Q: The legend shows grey swatches instead of colors. A: The legend reads colors from the Category Styles section. Once the Task Category role is bound and you have a Pro license, expand the autogenerated groups under Category Styles and set a distinct “Bar Color” for each category to have them reflected in the legend.


Q: The chart shows “Add the required fields” even though I bound everything. A: The visual shows partial-binding guidance when only some required fields are bound. If you see “Almost there — please also add: [fields]”, bind those remaining required fields. If all four required fields are bound and you still see an error, check for data quality issues: null Task IDs, all rows having parsing errors, or date values that Power BI is reading as text.


Q: My hierarchy is not showing correctly — tasks appear at root level.
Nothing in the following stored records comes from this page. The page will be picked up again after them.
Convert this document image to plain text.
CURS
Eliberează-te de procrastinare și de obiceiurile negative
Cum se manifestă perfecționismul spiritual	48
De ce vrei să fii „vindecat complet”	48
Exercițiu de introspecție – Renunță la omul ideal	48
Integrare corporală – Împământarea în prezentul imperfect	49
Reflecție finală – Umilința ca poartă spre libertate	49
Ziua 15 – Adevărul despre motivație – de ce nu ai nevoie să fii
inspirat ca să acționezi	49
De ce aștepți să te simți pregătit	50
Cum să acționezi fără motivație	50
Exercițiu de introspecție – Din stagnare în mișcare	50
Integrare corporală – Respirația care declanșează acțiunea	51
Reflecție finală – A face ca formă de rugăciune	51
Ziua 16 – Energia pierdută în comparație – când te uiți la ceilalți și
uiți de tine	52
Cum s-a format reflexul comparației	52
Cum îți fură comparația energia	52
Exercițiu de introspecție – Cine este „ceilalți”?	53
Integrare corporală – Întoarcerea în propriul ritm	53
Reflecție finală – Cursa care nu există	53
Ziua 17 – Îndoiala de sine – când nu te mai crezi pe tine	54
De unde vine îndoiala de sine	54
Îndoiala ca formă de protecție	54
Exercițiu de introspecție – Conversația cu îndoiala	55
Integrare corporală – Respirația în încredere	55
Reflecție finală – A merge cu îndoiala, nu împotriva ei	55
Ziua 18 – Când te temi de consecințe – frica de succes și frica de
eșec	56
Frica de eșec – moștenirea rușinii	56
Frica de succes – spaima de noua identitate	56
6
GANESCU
A: Verify that Parent ID values in your data match Task ID values exactly (case-sensitive; same data type). If Parent ID is stored as a number but Task ID is text (or vice versa), the match fails and all tasks appear at root level. Ensure both columns are the same data type in Power Query.


Q: The critical path calculation doesn’t match my expectations. A: CPM uses the dependency network you’ve defined. If you have tasks not connected by dependencies, they form isolated chains that may not be on the overall critical path. Also verify that dependency strings reference correct Task IDs — a typo causes that dependency to be silently ignored. Use the Total Float column in the grid to inspect float values for each task.


Q: % Complete values aren’t showing correctly on bars. A: ProGantt accepts either decimal (0.0–1.0) or whole number (0–100) for % Complete. If your values are 0–100 integers and bars show fully filled or empty, check the detected type in Power Query. If Power BI detects it as a decimal, a value of “75” will be treated as 7500% (normalized to 1.0 = full). Set the column type to Whole Number in Power Query if needed.


Q: Exporting to PDF/PNG doesn’t capture the full chart. A: ProGantt integrates with Power BI’s Rendering Events API for PDF/PNG export. For best results, scroll the Gantt to the beginning and use Zoom-to-Fit before exporting. Very large datasets may require export at a lower zoom level to capture all tasks in one export.